As of this writing, the Carter administration has not yet announced such curbs. But it is known that they are being seriously discussed as part of a new and larger anti-inflation package.
Whether the administration would opt for tough controls on consumer credit -- which would have obvious political drawbacks during an election year -- is uncertain.
Many consumers might applaud the move as demonstrating "new toughness." Many, however, could be expected to be deeply angered. And some might well vent that anger in the polling booths as the presidential primary season continues and in November's general election.
The administration, for its part, has a wide variety of legal tools to impose credit curbs, even without congressional action.
The administration contends that such curbs are needed because many Americans have become overextended in their personal consumer debt, thus helping to fuel inflation.
By themselves, the dollar figures appear to back up this contention:
In the period from February 1975 to late 1979, for example, consumer credit (including installment and noninstallment debt but not including mortgage debt) shot to $370 billion, from $185 billion.
Total personal debt in the 1970s (including home mortgages) rose from $430 million in 1970 to 1.2 trillion in the third quarter of 1979.
"There has been an enormous increase" in both consumer and mortgage credit clearing, justifying some form of selective credit controls, Dr. Joseph A. Pechman, an economist with the Brookings Institution, contends.

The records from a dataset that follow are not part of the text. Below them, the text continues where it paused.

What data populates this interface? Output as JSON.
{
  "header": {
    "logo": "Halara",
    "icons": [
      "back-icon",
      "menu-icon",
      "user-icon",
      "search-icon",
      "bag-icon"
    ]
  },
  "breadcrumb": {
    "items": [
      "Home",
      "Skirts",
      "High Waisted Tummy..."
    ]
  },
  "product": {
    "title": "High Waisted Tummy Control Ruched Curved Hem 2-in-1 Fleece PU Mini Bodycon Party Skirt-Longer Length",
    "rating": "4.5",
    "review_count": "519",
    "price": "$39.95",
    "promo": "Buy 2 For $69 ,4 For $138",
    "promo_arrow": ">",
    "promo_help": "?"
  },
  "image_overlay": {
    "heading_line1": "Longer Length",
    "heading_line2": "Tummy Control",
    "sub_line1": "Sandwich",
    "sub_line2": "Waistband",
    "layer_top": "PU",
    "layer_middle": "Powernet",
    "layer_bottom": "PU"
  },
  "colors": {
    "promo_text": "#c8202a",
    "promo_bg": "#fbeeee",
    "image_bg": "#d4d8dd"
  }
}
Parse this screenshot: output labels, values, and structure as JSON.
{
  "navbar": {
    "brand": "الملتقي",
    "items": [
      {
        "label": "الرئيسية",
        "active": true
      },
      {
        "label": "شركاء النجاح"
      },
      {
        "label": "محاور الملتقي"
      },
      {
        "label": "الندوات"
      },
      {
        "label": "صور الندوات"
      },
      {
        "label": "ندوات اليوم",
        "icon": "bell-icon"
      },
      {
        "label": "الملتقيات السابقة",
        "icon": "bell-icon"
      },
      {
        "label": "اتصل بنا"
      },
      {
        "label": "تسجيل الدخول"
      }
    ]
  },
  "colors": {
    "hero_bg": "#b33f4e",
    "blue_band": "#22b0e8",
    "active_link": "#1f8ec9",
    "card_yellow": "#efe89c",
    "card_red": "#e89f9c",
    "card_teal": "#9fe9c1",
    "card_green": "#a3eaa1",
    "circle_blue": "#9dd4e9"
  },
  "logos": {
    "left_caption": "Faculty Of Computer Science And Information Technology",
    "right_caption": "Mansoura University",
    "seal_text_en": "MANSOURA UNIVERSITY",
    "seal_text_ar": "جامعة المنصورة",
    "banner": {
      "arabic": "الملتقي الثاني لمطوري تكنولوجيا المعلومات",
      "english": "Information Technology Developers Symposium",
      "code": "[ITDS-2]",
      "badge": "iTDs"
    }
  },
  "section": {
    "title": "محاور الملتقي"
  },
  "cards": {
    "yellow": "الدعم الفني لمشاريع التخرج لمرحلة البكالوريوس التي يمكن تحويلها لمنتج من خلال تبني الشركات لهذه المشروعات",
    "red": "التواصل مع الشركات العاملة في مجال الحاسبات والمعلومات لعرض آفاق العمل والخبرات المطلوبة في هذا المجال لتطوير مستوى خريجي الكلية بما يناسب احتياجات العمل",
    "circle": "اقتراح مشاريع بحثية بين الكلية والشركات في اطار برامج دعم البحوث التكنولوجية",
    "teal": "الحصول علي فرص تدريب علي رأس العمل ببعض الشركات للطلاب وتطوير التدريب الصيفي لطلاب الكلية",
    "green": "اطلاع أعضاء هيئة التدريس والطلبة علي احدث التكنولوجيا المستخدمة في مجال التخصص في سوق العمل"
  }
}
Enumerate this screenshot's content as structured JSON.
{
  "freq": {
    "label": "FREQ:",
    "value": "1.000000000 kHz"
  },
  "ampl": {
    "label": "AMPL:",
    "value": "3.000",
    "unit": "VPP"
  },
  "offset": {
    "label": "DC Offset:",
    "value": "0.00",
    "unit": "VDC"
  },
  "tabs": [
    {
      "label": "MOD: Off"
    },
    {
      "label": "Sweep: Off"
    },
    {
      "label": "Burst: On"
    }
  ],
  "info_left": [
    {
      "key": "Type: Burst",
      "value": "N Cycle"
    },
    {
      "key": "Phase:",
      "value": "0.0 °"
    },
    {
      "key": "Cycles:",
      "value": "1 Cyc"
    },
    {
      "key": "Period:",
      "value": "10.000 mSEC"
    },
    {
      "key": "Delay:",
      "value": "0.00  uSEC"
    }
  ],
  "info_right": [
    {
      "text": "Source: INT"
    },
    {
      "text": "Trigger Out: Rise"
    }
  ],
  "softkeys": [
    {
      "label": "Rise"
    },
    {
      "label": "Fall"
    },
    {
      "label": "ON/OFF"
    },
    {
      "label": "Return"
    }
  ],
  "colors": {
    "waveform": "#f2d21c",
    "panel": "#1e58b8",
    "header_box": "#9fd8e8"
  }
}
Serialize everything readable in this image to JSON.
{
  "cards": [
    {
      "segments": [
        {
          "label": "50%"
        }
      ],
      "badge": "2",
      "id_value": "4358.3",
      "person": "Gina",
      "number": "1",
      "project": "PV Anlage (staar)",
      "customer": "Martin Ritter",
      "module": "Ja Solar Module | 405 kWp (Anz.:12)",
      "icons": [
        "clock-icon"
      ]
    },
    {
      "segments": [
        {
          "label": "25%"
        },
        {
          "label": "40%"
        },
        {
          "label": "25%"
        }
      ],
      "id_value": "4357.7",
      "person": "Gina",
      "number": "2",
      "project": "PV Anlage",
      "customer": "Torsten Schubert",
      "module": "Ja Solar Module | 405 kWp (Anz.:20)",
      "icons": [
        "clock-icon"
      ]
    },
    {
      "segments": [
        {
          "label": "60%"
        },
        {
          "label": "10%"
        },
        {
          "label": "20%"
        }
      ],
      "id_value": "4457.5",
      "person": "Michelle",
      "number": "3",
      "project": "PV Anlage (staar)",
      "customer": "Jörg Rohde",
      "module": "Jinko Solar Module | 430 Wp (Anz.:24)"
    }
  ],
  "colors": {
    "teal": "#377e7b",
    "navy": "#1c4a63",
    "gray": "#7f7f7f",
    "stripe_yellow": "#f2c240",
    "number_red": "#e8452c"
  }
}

He notes, however, that if selective controls are imposed, they should also be balanced to include business debt.
Many economists disagree that such controls are necessary. "Consumers are managing their credit fairly well," says Dr. Richard Curtin, a consumer specialist with the University of Michigan Survey Research Center.
In the fourth quarter of '79, spending on housing, cars, and many durable goods was unchanged or slightly down from 1978 levels. But he says that much more was spent on services and fuel (and other categories) clearly affected by inflation.
He argues that imposing consumer credit terms "forces consumers to bear the hardships of inflation."
On one hand, he says, the government restricts the interest that a citizen can earn on savings. On the other hand, imposing credit terms would prevent the public from engaging in "advance purchases," where consumers knew they could make savings by buying before they rose in price.
Economic Week, a financial analysis prepared by Citibank, notes that the big jump in consumer spending during 1979 in such durable and nondurable areas as furniture, appliances, and clothing coincided with major discounting by retailers seeking to sell off stocks.
In this sense, the analysis suggests, consumer spending for these goods must be seen as highly reasonable.
Curbs, if they were to be imposed, could come in a number of ways. Perhaps the most direct route would be requiring lending agencies to hold available credit to last year's levels. Also, the Federal Reserve Board could again raise reserve requirements for member banks, which could further limit the amount of money available for borrowing. Many banks have already begun to raise interest rates on revolving credit accounts, though most Americans will probably continue to borrow and pay the higher charges.
While the specific details of any new administration antiinflation package are not yet known, officials have told lawmakers that they will be proposing cuts of $615.8 billion in the fiscal year 1981 budget, which begins Oct. 1.